En ce début d’année 2009, les indicateurs continuent de s’affoler. « Les entrées de commandes ont baissé, la production a stagné. Les chiffres d’affaires et bénéfices se sont contractés malgré une hausse des prix », explique Carla Duss, économiste auprès d’UBS se basant sur le dernier baromètre conjoncturel de la banque. Aucun autre secteur industriel en Suisse ne s’attend à une activité aussi morose au 1er trimestre 2009. «Les horlogers tablent sur une chute des entrées de commandes, la plus forte réduction de production toutes branches confondues, et sur un fléchissement des chiffres d’affaires et des bénéfices », poursuit l’économiste. Dans la foulée, il faudra bien évidemment réduire la voilure, c’est-à-dire diminuer les capacités de production. En d’autres termes, procéder à des licenciements, des suppressions d’emploi et recourir au chômage partiel. Inutile d’ailleurs d’établir une liste, à une semaine près, elle serait déjà obsolète.

Combien après la crise ?

Pour certains observateurs, il n’y a toutefois pas péril en la demeure après cinq ans d’une situation de quasi plein emploi, selon les critères économiques en vigueur. Rappelons que l’horlogerie n’a jamais créé autant de postes de travail que durant cette période d’euphorie. Près de 9’000 travailleurs ont rejoint les rangs de la branche, soit une progression de 22% en trois ans. Quoi qu’il en soit, l’horlogerie ne va pas revivre la situation cataclysmique d’il y a trente ans. « L’horlogerie ne connaît pas une crise structurelle, mais passe par un cap conjoncturel plus délicat », estime Nick Hayek, CEO de Swatch Group. Durant les années 1970 et 1980, les bouleversements technologiques, comme l’apparition de la montre à quartz et les aléas de la conjoncture, ont en effet provoqué un redimensionnement dramatique de la branche. De quelque 90’000 employés en 1970, les effectifs sont passés à un peu plus de 30’000 en 1984. Soit 60’000 emplois passés à la trappe en moins de quinze ans. Des pertes partiellement compensées : la branche comptait lors du dernier recensement 2007 près de 50’000 travailleurs.

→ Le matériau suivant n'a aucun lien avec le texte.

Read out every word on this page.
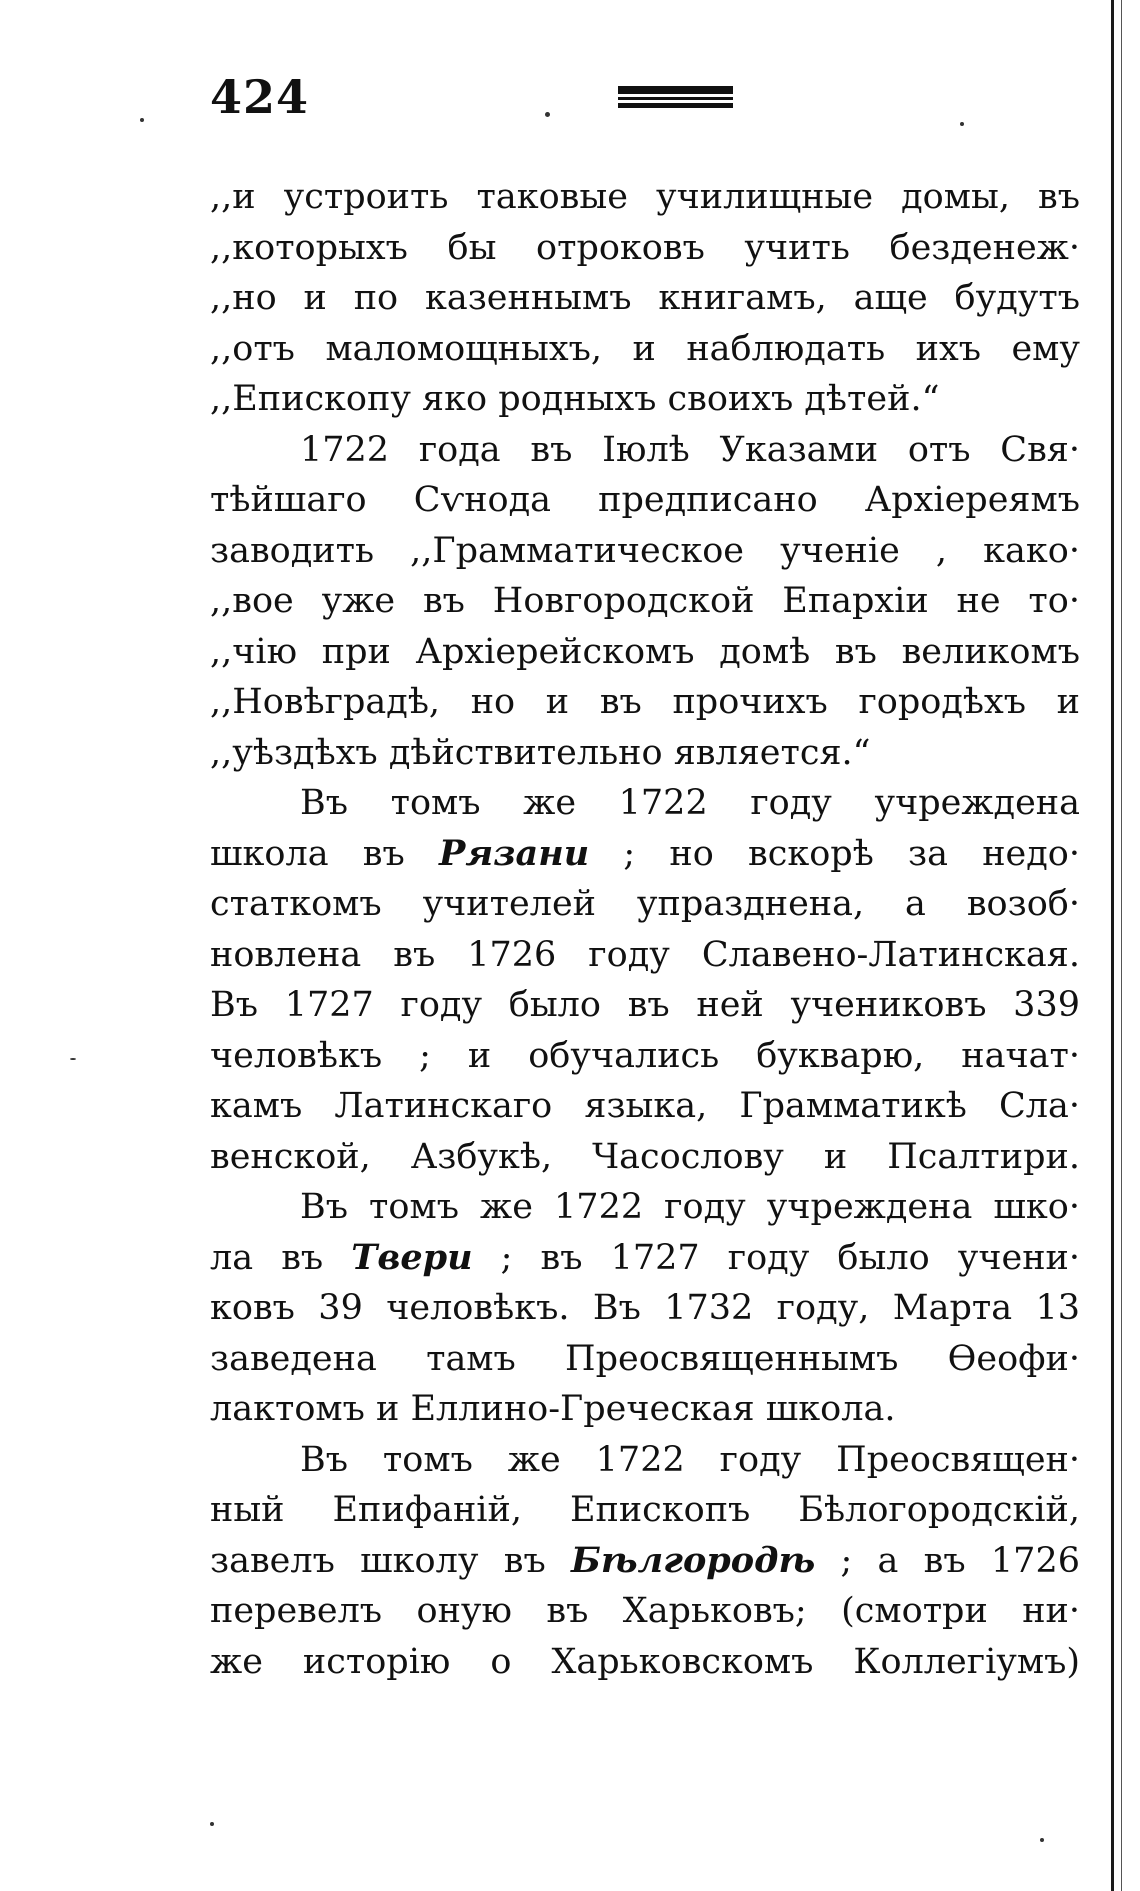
424
,,и устроить таковые училищные домы, въ
,,которыхъ бы отроковъ учить безденеж·
,,но и по казеннымъ книгамъ, аще будутъ
,,отъ маломощныхъ, и наблюдать ихъ ему
,,Епископу яко родныхъ своихъ дѣтей.“
1722 года въ Іюлѣ Указами отъ Свя·
тѣйшаго Сѵнода предписано Архіереямъ
заводить ,,Грамматическое ученіе , како·
,,вое уже въ Новгородской Епархіи не то·
,,чію при Архіерейскомъ домѣ въ великомъ
,,Новѣградѣ, но и въ прочихъ городѣхъ и
,,уѣздѣхъ дѣйствительно является.“
Въ томъ же 1722 году учреждена
школа въ Рязани ; но вскорѣ за недо·
статкомъ учителей упразднена, а возоб·
новлена въ 1726 году Славено-Латинская.
Въ 1727 году было въ ней учениковъ 339
человѣкъ ; и обучались букварю, начат·
камъ Латинскаго языка, Грамматикѣ Сла·
венской, Азбукѣ, Часослову и Псалтири.
Въ томъ же 1722 году учреждена шко·
ла въ Твери ; въ 1727 году было учени·
ковъ 39 человѣкъ. Въ 1732 году, Марта 13
заведена тамъ Преосвященнымъ Ѳеофи·
лактомъ и Еллино-Греческая школа.
Въ томъ же 1722 году Преосвящен·
ный Епифаній, Епископъ Бѣлогородскій,
завелъ школу въ Бѣлгородѣ ; а въ 1726
перевелъ оную въ Харьковъ; (смотри ни·
же исторію о Харьковскомъ Коллегіумъ)
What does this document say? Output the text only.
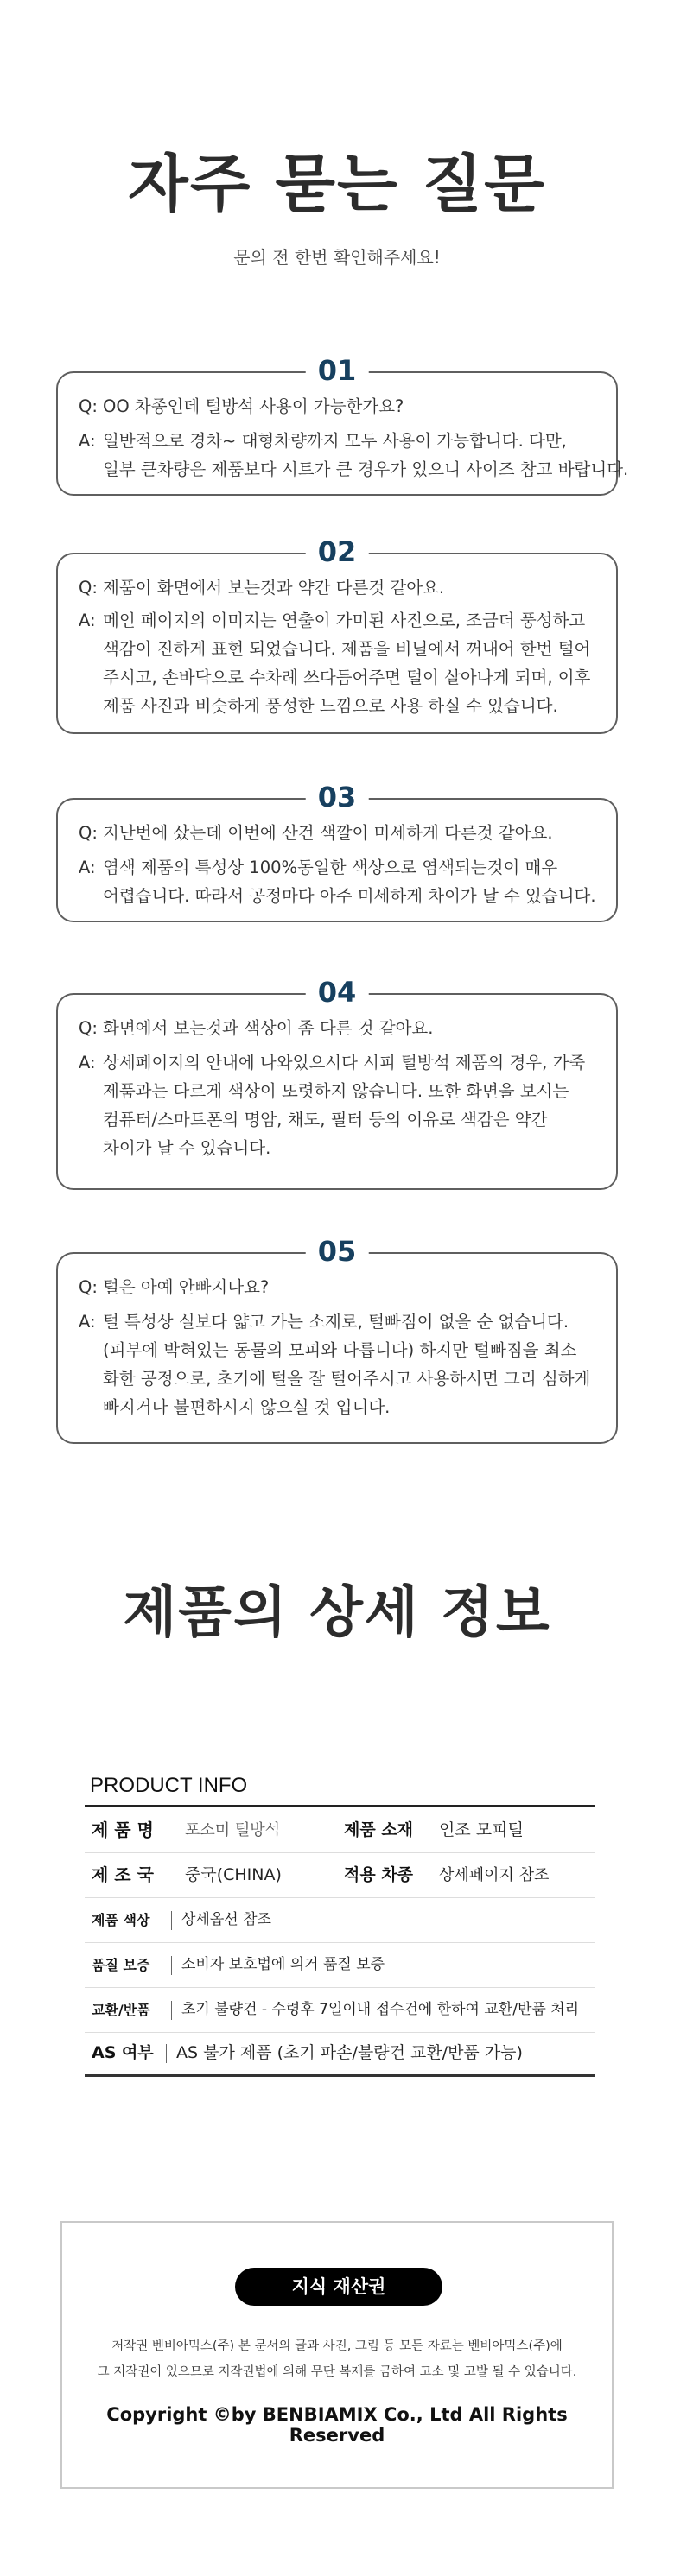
자주 묻는 질문
문의 전 한번 확인해주세요!
01
Q: OO 차종인데 털방석 사용이 가능한가요?
A: 일반적으로 경차~ 대형차량까지 모두 사용이 가능합니다. 다만,
일부 큰차량은 제품보다 시트가 큰 경우가 있으니 사이즈 참고 바랍니다.
02
Q: 제품이 화면에서 보는것과 약간 다른것 같아요.
A: 메인 페이지의 이미지는 연출이 가미된 사진으로, 조금더 풍성하고
색감이 진하게 표현 되었습니다. 제품을 비닐에서 꺼내어 한번 털어
주시고, 손바닥으로 수차례 쓰다듬어주면 털이 살아나게 되며, 이후
제품 사진과 비슷하게 풍성한 느낌으로 사용 하실 수 있습니다.
03
Q: 지난번에 샀는데 이번에 산건 색깔이 미세하게 다른것 같아요.
A: 염색 제품의 특성상 100%동일한 색상으로 염색되는것이 매우
어렵습니다. 따라서 공정마다 아주 미세하게 차이가 날 수 있습니다.
04
Q: 화면에서 보는것과 색상이 좀 다른 것 같아요.
A: 상세페이지의 안내에 나와있으시다 시피 털방석 제품의 경우, 가죽
제품과는 다르게 색상이 또렷하지 않습니다. 또한 화면을 보시는
컴퓨터/스마트폰의 명암, 채도, 필터 등의 이유로 색감은 약간
차이가 날 수 있습니다.
05
Q: 털은 아예 안빠지나요?
A: 털 특성상 실보다 얇고 가는 소재로, 털빠짐이 없을 순 없습니다.
(피부에 박혀있는 동물의 모피와 다릅니다) 하지만 털빠짐을 최소
화한 공정으로, 초기에 털을 잘 털어주시고 사용하시면 그리 심하게
빠지거나 불편하시지 않으실 것 입니다.
제품의 상세 정보
PRODUCT INFO
제 품 명	포소미 털방석	제품 소재	인조 모피털
제 조 국	중국(CHINA)	적용 차종	상세페이지 참조
제품 색상	상세옵션 참조
품질 보증	소비자 보호법에 의거 품질 보증
교환/반품	초기 불량건 - 수령후 7일이내 접수건에 한하여 교환/반품 처리
AS 여부	AS 불가 제품 (초기 파손/불량건 교환/반품 가능)
지식 재산권
저작권 벤비아믹스(주) 본 문서의 글과 사진, 그림 등 모든 자료는 벤비아믹스(주)에
그 저작권이 있으므로 저작권법에 의해 무단 복제를 금하여 고소 및 고발 될 수 있습니다.
Copyright ©by BENBIAMIX Co., Ltd All Rights Reserved
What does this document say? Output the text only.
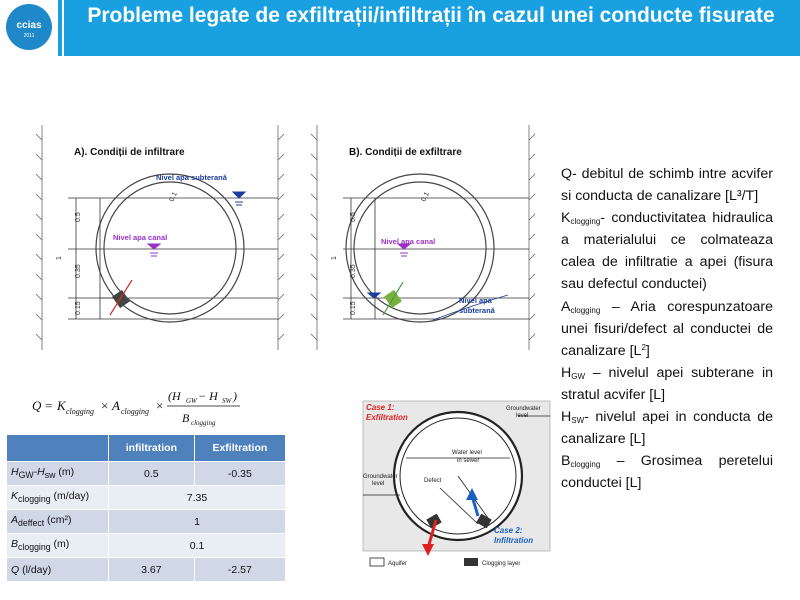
ccias
2011
Probleme legate de exfiltrații/infiltrații în cazul unei conducte fisurate
A). Condiții de infiltrare
Nivel apa subterană
Nivel apa canal
1
0.5
0.35
0.15
0.1
B). Condiții de exfiltrare
Nivel apa canal
Nivel apa
subterană
1
0.5
0.35
0.15
0.1
Q = K clogging × A clogging ×
(H GW − H SW )
B clogging
	infiltration	Exfiltration
$H_{GW}-H_{sw}$ (m)	0.5	-0.35
$K_{clogging}$ (m/day)	7.35	
$A_{deffect}$ (cm²)	1	
$B_{clogging}$ (m)	0.1	
Q (l/day)	3.67	-2.57
Case 1:
Exfiltration
Case 2:
Infiltration
Groundwater
level
Water level
in sewer
Defect
Groundwater
level
Aquifer	Clogging layer

Q- debitul de schimb intre acvifer si conducta de canalizare [L³/T]

$K_{clogging}-$ conductivitatea hidraulica a materialului ce colmateaza calea de infiltratie a apei (fisura sau defectul conductei)

$A_{clogging}$ – Aria corespunzatoare unei fisuri/defect al conductei de canalizare $[L^2]$

$H_{GW}$ – nivelul apei subterane in stratul acvifer [L]

$H_{SW}-$ nivelul apei in conducta de canalizare [L]

$B_{clogging}$ – Grosimea peretelui conductei [L]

Combien en restera-t-il après la crise ? « Impossible de répondre à cette question. Les prochains chiffres que nous aurons à disposition seront ceux du recensement 2008, dont les données s’arrêtent en septembre. A ce moment-là, le marasme conjoncturel n’avait pas encore déployé ses effets. Il faut donc s’attendre à des chiffres qui vont crever le plafond », explique François Matile secrétaire général de la Convention patronale de l’industrie horlogère (CPIH). Selon UBS, l’horlogerie sera une des branches les plus touchées. Et comme le taux de chômage en Suisse devrait passer de 2,6% en 2008 à 3,3% en 2009 et même à 4,3% en 2010, selon les dernières prévisions du Secrétariat d’état à l’économie, les dégâts risquent d’être importants. Les Cassandre pensent qu’à la fin de la crise, les effectifs horlogers correspondront à ceux de 2004, soit un nombre inférieur à 40’000 employés dans la branche. Un scénario qui semble par trop catastrophiste. François Matile n’anticipe d’ailleurs pas pareille saignée : « nous allons connaître des évolutions de l’ordre de 1,5 à 3% des effectifs, soit à la hausse soit à la baisse, en fonction de l’évolution économique ». Les postes les plus exposés sont ceux du secteur de la production qui devra s’adapter à des carnets de commandes en baisse. Dans cette catégorie, les sociétés horlogères risquent bien de se séparer des employés les moins pointus. « Les horlogers hautement qualifiés et spécialisés dans les complications les plus ardues continueront d’être recherchés », selon Luigi Macaluso, patron de Girard-Perregaux. Pour eux, pas d’appréhensions particulières à avoir. A noter, qu’en quinze ans, la part des ouvriers non qualifiés est passé de près de 66% à quelque 40% aujourd’hui.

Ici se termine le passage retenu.